Security > Viruses, Spyware & Malware
Using Your Computer > Safe & Responsible Computer Use

Virus Hoax Alert

By Lasa Information Systems Team

Virus hoaxes can cause mayhem and confusion. They often encourage recipients to delete important system files. This article gives examples of past hoaxes and tips on how to spot hoaxes so you can avoid spreading them.

Does any of this sound familiar?

Subject: Virus detected - instructions to delete it from your computer.

I found the little bear in my machine because of that I am sending this message in order for you to find it in your machine.

The procedure is very simple: The objective of this e-mail is to warn all Hotmail users about a new virus that is spreading by MSN Messenger. The name of this virus is jdbgmgr.exe and it is sent automatically by the Messenger and by the address book too. The virus is not detected by McAfee or Norton and it stays quiet for 14 days before damaging the system. The virus can be cleaned before it deletes the files from your system. In order to eliminate it, it is just necessary to do the following steps:

1. Go to Start, click "Search"
2. In the "Files or Folders option" write the name jdbgmgr.exe
3. Be sure that you are searching in the drive "C"
4. Click "find now"
5. If the virus is there (it has a little bear-like icon with the name of jdbgmgr.exe)
DO NOT OPEN IT FOR ANY REASON
6. Right click and delete it (it will go to the Recycle bin)
7. Go to the recycle bin and delete it or empty the recycle bin. IF YOU FIND THE VIRUS IN ALL OF YOUR SYSTEMS SEND THIS MESSAGE TO ALL OF YOUR CONTACTS LOCATED IN YOUR ADDRESS BOOK BEFORE IT CAN CAUSE ANY DAMAGE.

If you've received a message like this, relax - IT'S A HOAX!

The JDBGMGR.EXE hoax is one of the more recent email hoaxes and has been circulating since around April 2002.

There have been many other similar hoaxes including SULFNBK.EXE in 2001, the Budweiser Frogs screensaver (aka BUDSAVER.EXE) circulating since at least 1999 (with variations as recently as 2005), and BUDDYLST.ZIP in 1998.

This type of hoax, really a variation on the old chain letter, is recognised as being as disruptive as real viruses. Hoax virus emails spread rapidly, causing alarm and confusion as they go, and may even cause loss of data if anyone is panicked into over-reacting.

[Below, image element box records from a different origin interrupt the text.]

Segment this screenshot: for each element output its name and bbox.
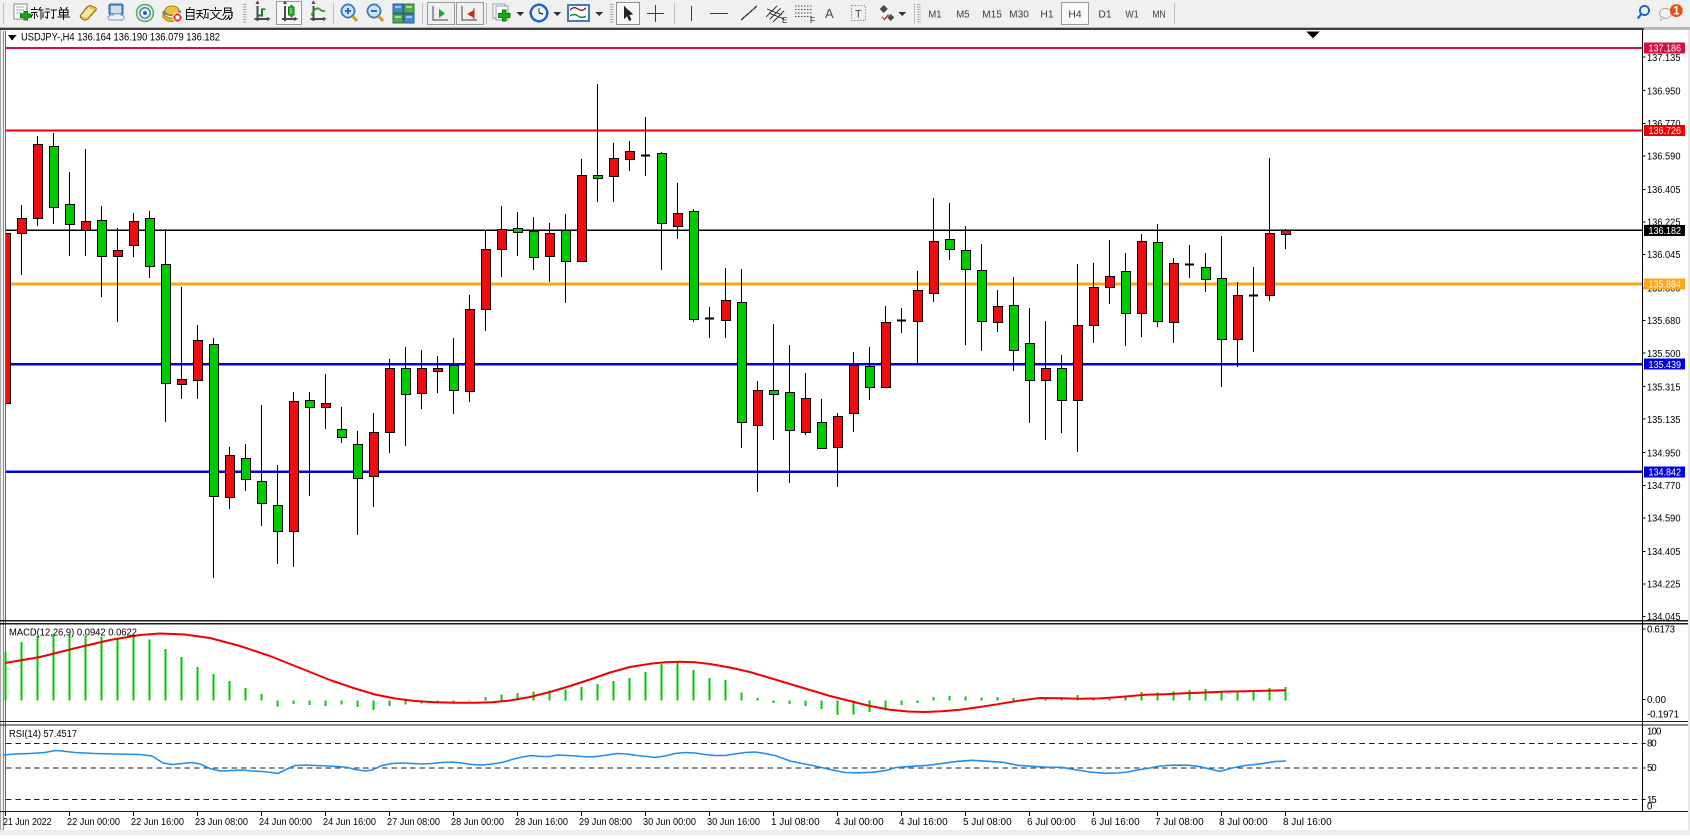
svg-text:E: E: [782, 16, 787, 25]
svg-text:28 Jun 00:00: 28 Jun 00:00: [451, 817, 505, 828]
svg-text:4 Jul 16:00: 4 Jul 16:00: [899, 817, 948, 828]
svg-text:M5: M5: [956, 9, 969, 21]
svg-text:29 Jun 08:00: 29 Jun 08:00: [579, 817, 633, 828]
svg-text:135.439: 135.439: [1649, 360, 1682, 371]
svg-text:135.680: 135.680: [1647, 316, 1681, 327]
svg-text:6 Jul 00:00: 6 Jul 00:00: [1027, 817, 1076, 828]
svg-text:23 Jun 08:00: 23 Jun 08:00: [195, 817, 249, 828]
svg-text:8 Jul 00:00: 8 Jul 00:00: [1219, 817, 1268, 828]
svg-text:136.182: 136.182: [1649, 226, 1682, 237]
svg-text:4 Jul 00:00: 4 Jul 00:00: [835, 817, 884, 828]
svg-text:MACD(12,26,9) 0.0942 0.0622: MACD(12,26,9) 0.0942 0.0622: [9, 627, 137, 638]
svg-text:80: 80: [1647, 738, 1657, 749]
svg-text:21 Jun 2022: 21 Jun 2022: [3, 817, 52, 828]
svg-text:15: 15: [1647, 795, 1657, 806]
svg-text:24 Jun 00:00: 24 Jun 00:00: [259, 817, 313, 828]
svg-text:136.770: 136.770: [1647, 119, 1681, 130]
svg-text:USDJPY-,H4 136.164 136.190 13: USDJPY-,H4 136.164 136.190 136.079 136.1…: [21, 31, 220, 43]
svg-text:0: 0: [1647, 802, 1653, 813]
svg-text:135.500: 135.500: [1647, 349, 1681, 360]
svg-text:135.135: 135.135: [1647, 415, 1681, 426]
svg-text:-0.1971: -0.1971: [1647, 710, 1679, 721]
svg-text:136.405: 136.405: [1647, 185, 1681, 196]
svg-text:M15: M15: [982, 9, 1002, 21]
svg-text:6 Jul 16:00: 6 Jul 16:00: [1091, 817, 1140, 828]
svg-text:MN: MN: [1152, 9, 1165, 21]
svg-text:134.590: 134.590: [1647, 514, 1681, 525]
svg-text:136.045: 136.045: [1647, 250, 1681, 261]
svg-text:5 Jul 08:00: 5 Jul 08:00: [963, 817, 1012, 828]
svg-text:100: 100: [1647, 727, 1662, 738]
svg-text:135.315: 135.315: [1647, 382, 1681, 393]
svg-text:W1: W1: [1125, 9, 1138, 21]
svg-text:134.770: 134.770: [1647, 481, 1681, 492]
svg-text:134.045: 134.045: [1647, 612, 1681, 623]
svg-text:H4: H4: [1068, 9, 1081, 21]
svg-text:D1: D1: [1098, 9, 1111, 21]
svg-text:RSI(14) 57.4517: RSI(14) 57.4517: [9, 729, 77, 740]
svg-text:135.884: 135.884: [1649, 280, 1682, 291]
svg-text:0.6173: 0.6173: [1647, 625, 1675, 636]
svg-text:137.135: 137.135: [1647, 53, 1681, 64]
svg-text:50: 50: [1647, 763, 1657, 774]
svg-text:28 Jun 16:00: 28 Jun 16:00: [515, 817, 569, 828]
svg-text:M1: M1: [928, 9, 941, 21]
svg-text:F: F: [810, 16, 815, 25]
svg-text:7 Jul 08:00: 7 Jul 08:00: [1155, 817, 1204, 828]
svg-text:A: A: [825, 6, 834, 21]
svg-text:27 Jun 08:00: 27 Jun 08:00: [387, 817, 441, 828]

For example both JDBGMGR.EXE and SULFNBK.EXE are valid Windows system files which many people deleted as a result of email hoaxes. Like any file, JDBGMGR.EXE can become infected by a virus so if you receive it as an attachment to an email (rather than just an email telling you to delete it from your computer), don't open the attachment.

Virus Hoaxes - the signs

Virus hoaxes have a number of tell tale signs including:

• The email alert does not come directly from a reputable service provider or security company such as your Antivirus software vendor - but hoaxes will often refer to well known companies such as Hotmail, McAfee, Norton, Microsoft
• Wild claims about what damage the virus will do, often using technical-sounding language
• Use of overly emphatic language including use of UPPERCASE LETTERS AND LOTS OF EXCLAMATION MARKS!!!!!
• Grammatically incorrect language
• Claims that the message contains extremely important information without any reference to legitimate sources that can be checked
• Claims that the message is not a hoax
• The tone of the message is to try and convince you of the threat rather than inform you
• Recipients are urged to forward the email alert to everyone they know - genuine virus alerts will not ask you to do this
• Giving a lot of detail about how to deal with the virus - a genuine alert will summarize the danger and link directly to more detailed information on a respected computer security website

What to do if you get a hoax email

If you get an email alerting you to a virus:

• Do check the website of a reputable Antivirus or computer security company such as McAfee, Symantec, Sophos, Panda software. All the main Antivirus software vendors have information about the latest viruses and virus hoaxes on their websites.
• Don't forward a copy to everyone you know - this merely spreads the hoax further

Another site worth checking include Snopes.com which has useful information on both real and hoax viruses. If you do fall victim to a hoax virus, one or more of the above sites may also have information about what to do (for example instructions on how to restore JDBGMGR.EXE if you deleted it).

Viruses are commonly spread by email and do present a real risk to data stored on computers, however e mail hoaxes can lead to a more cynical attitude toward computer viruses. The wide use of the Internet means that more data is being copied from one computer to another, and this increases the risk of virus infection. The only sensible precaution is to install reliable Antivirus software on all your machines and keep it up to date. You're living dangerously if you don't.